Back then, she had looked for a speaker hidden under the table. She had changed cubicles and checked, like she had done just now, that the women's lips were not moving -because all the voices she heard were female. She had not found a trace of the means, time, or motive that had made her the victim of such a bad joke, so that she could identify the culprit, unless Elisa Bandier...

That was what she'd thought when she heard them outside the cubicles, like in the classroom. Several times she'd known which arguments Annie would use during the debate competition, before she even spoke. Maybe their ideas coincided. Nevertheless, the idea that Elisa was spying on Annie, and using the information she gathered to play a prank on her, instead of using the information their debate team's benefit was incoherent. Simply irrational.

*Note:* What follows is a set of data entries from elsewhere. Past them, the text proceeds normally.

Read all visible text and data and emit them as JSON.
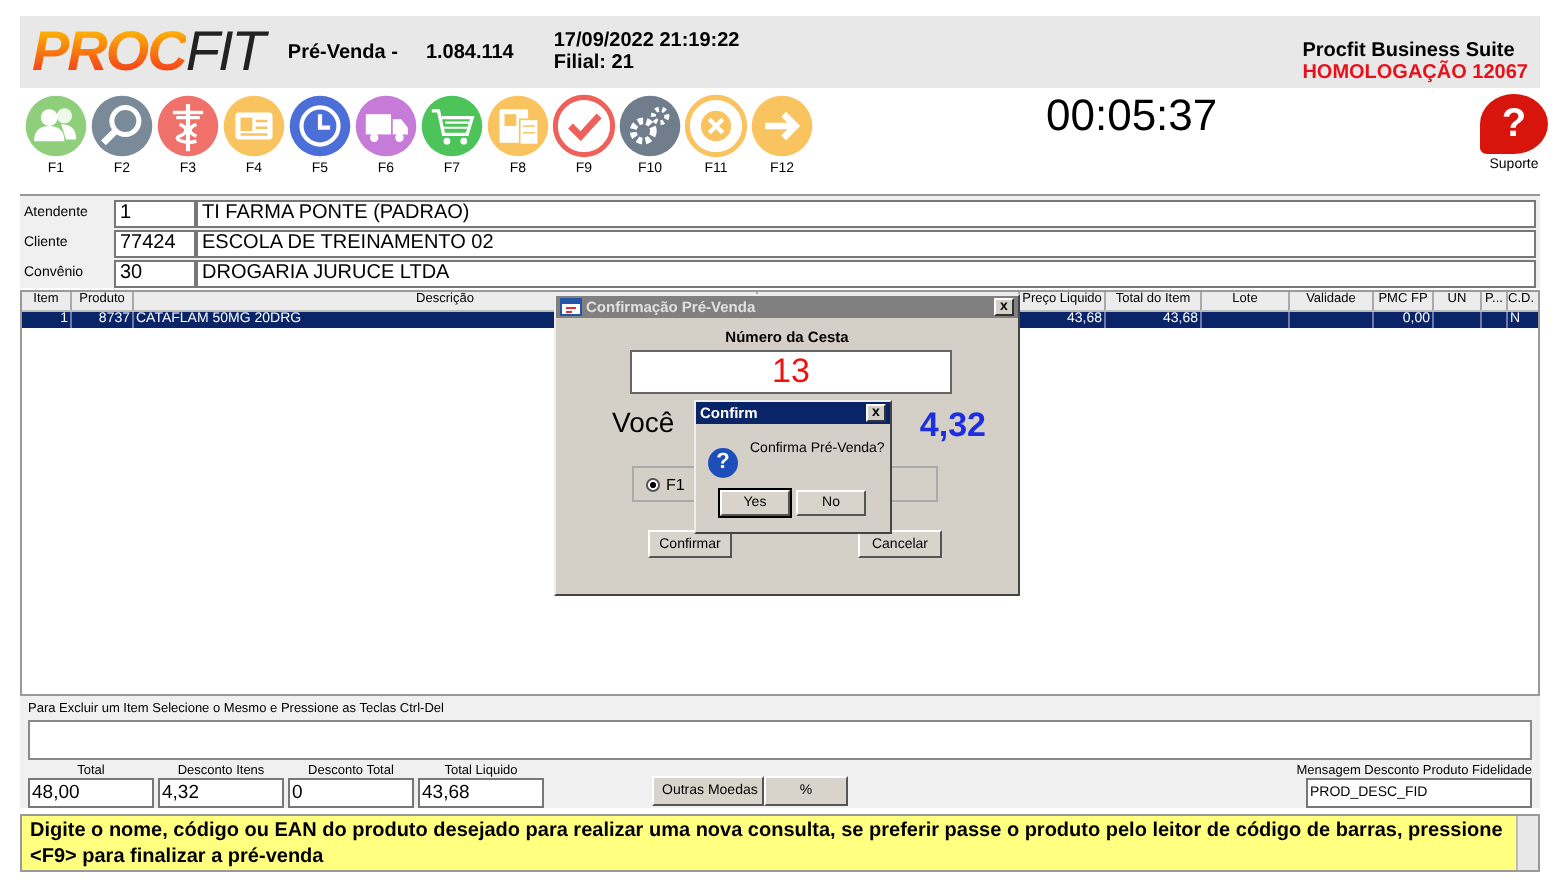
{
  "header": {
    "logo": {
      "left": "PROC",
      "right": "FIT"
    },
    "module": "Pré-Venda -",
    "version": "1.084.114",
    "datetime": "17/09/2022 21:19:22",
    "branch": "Filial: 21",
    "suite": "Procfit Business Suite",
    "environment": "HOMOLOGAÇÃO 12067"
  },
  "toolbar": {
    "keys": [
      {
        "label": "F1",
        "kind": "people",
        "color": "#8fce7a"
      },
      {
        "label": "F2",
        "kind": "search",
        "color": "#7b8a99"
      },
      {
        "label": "F3",
        "kind": "medical",
        "color": "#f0706a"
      },
      {
        "label": "F4",
        "kind": "card",
        "color": "#f9c460"
      },
      {
        "label": "F5",
        "kind": "clock",
        "color": "#4b6fd6"
      },
      {
        "label": "F6",
        "kind": "truck",
        "color": "#c77bd8"
      },
      {
        "label": "F7",
        "kind": "cart",
        "color": "#4cc45a"
      },
      {
        "label": "F8",
        "kind": "document",
        "color": "#f9c460"
      },
      {
        "label": "F9",
        "kind": "check",
        "color": "#f0605a"
      },
      {
        "label": "F10",
        "kind": "gears",
        "color": "#6f7d8c"
      },
      {
        "label": "F11",
        "kind": "cancel",
        "color": "#f9c460"
      },
      {
        "label": "F12",
        "kind": "arrow",
        "color": "#f9c460"
      }
    ],
    "timer": "00:05:37",
    "support": {
      "glyph": "?",
      "label": "Suporte"
    }
  },
  "fields": [
    {
      "label": "Atendente",
      "code": "1",
      "value": "TI FARMA PONTE (PADRAO)"
    },
    {
      "label": "Cliente",
      "code": "77424",
      "value": "ESCOLA DE TREINAMENTO 02"
    },
    {
      "label": "Convênio",
      "code": "30",
      "value": "DROGARIA JURUCE LTDA"
    }
  ],
  "table": {
    "columns": [
      "Item",
      "Produto",
      "Descrição",
      "Preço Liquido",
      "Total do Item",
      "Lote",
      "Validade",
      "PMC FP",
      "UN",
      "P...",
      "C.D."
    ],
    "rows": [
      {
        "selected": true,
        "cells": [
          "1",
          "8737",
          "CATAFLAM 50MG 20DRG",
          "43,68",
          "43,68",
          null,
          null,
          "0,00",
          null,
          null,
          "N"
        ]
      }
    ]
  },
  "basket_dialog": {
    "title": "Confirmação Pré-Venda",
    "close": "x",
    "number_label": "Número da Cesta",
    "number": "13",
    "saving_text": "Você",
    "saving_value": "4,32",
    "radio": {
      "label": "F1",
      "selected": true
    },
    "buttons": [
      "Confirmar",
      "Cancelar"
    ]
  },
  "confirm_dialog": {
    "title": "Confirm",
    "close": "x",
    "glyph": "?",
    "message": "Confirma Pré-Venda?",
    "buttons": [
      {
        "label": "Yes",
        "default": true
      },
      {
        "label": "No",
        "default": false
      }
    ]
  },
  "delete_hint": "Para Excluir um Item Selecione o Mesmo e Pressione as Teclas Ctrl-Del",
  "totals": [
    {
      "label": "Total",
      "value": "48,00"
    },
    {
      "label": "Desconto Itens",
      "value": "4,32"
    },
    {
      "label": "Desconto Total",
      "value": "0"
    },
    {
      "label": "Total Liquido",
      "value": "43,68"
    }
  ],
  "actions": [
    "Outras Moedas",
    "%"
  ],
  "loyalty": {
    "label": "Mensagem Desconto Produto Fidelidade",
    "value": "PROD_DESC_FID"
  },
  "status_message": "Digite o nome, código ou EAN do produto desejado para realizar uma nova consulta, se preferir passe o produto pelo leitor de código de barras, pressione <F9> para finalizar a pré-venda"
}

Besides, classes were over and the classroom was not the only place outside the digital library where she'd heard voices. They seemed to follow her into Annie's room, the dining room, the halls... they were clearer when she was close to someone, and when she was near a crowd she heard a buzz, like the one in a public square. Sometimes, if the room was silent, she thought she could hear entire ideas, but if the person spoke, she would hear an annoying echo.

Pluck my feathers!

She had fluttered from denial to explaining it as an overactive imagination, to her theory of a joke, to avoid thinking that something might be wrong with her, a budding madness.

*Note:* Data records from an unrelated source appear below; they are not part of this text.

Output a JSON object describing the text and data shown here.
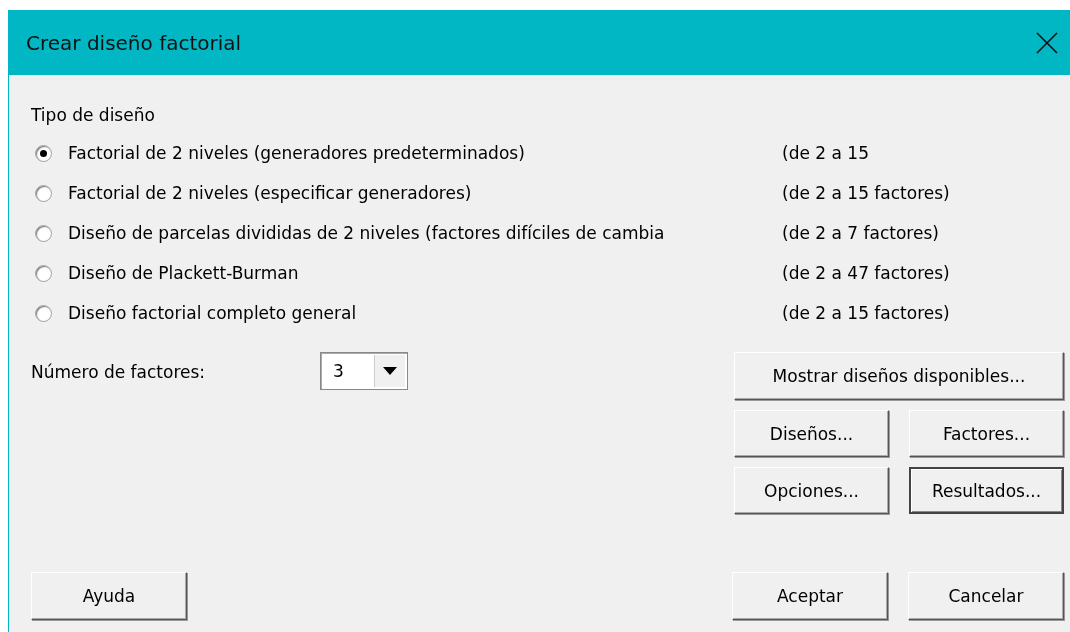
{
  "window": {
    "title": "Crear diseño factorial"
  },
  "design_type": {
    "label": "Tipo de diseño",
    "options": [
      {
        "label": "Factorial de 2 niveles (generadores predeterminados)",
        "range": "(de 2 a 15",
        "selected": true
      },
      {
        "label": "Factorial de 2 niveles (especificar generadores)",
        "range": "(de 2 a 15 factores)",
        "selected": false
      },
      {
        "label": "Diseño de parcelas divididas de 2 niveles (factores difíciles de cambia",
        "range": "(de 2 a 7 factores)",
        "selected": false
      },
      {
        "label": "Diseño de Plackett-Burman",
        "range": "(de 2 a 47 factores)",
        "selected": false
      },
      {
        "label": "Diseño factorial completo general",
        "range": "(de 2 a 15 factores)",
        "selected": false
      }
    ]
  },
  "factors": {
    "label": "Número de factores:",
    "value": "3"
  },
  "buttons": [
    {
      "label": "Mostrar diseños disponibles...",
      "default": false
    },
    {
      "label": "Diseños...",
      "default": false
    },
    {
      "label": "Factores...",
      "default": false
    },
    {
      "label": "Opciones...",
      "default": false
    },
    {
      "label": "Resultados...",
      "default": true
    }
  ],
  "footer": {
    "help": "Ayuda",
    "ok": "Aceptar",
    "cancel": "Cancelar"
  }
}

As if my family leaving wasn't frustrating enough. She exchanged a bland smile with Paty, who at the moment was helping Annie tie the laces of another dress over her left wing. At least I won't have trouble finding a shrink. I could be Paty's first schizophrenic patient. The idea was already taking shape.

Bridget didn't stay to watch the end of the session. She didn't have the stomach to make trivial comments on fabrics, cuts, hairdos... She escaped to the only place where she could scream to her heart's content: the lake.

"Where are you going, Brid? It's your turn in front of the mirror," called Annie behind her.

"Let her go, she wants to be alone," said Paty, with a hint of sadness in her voice.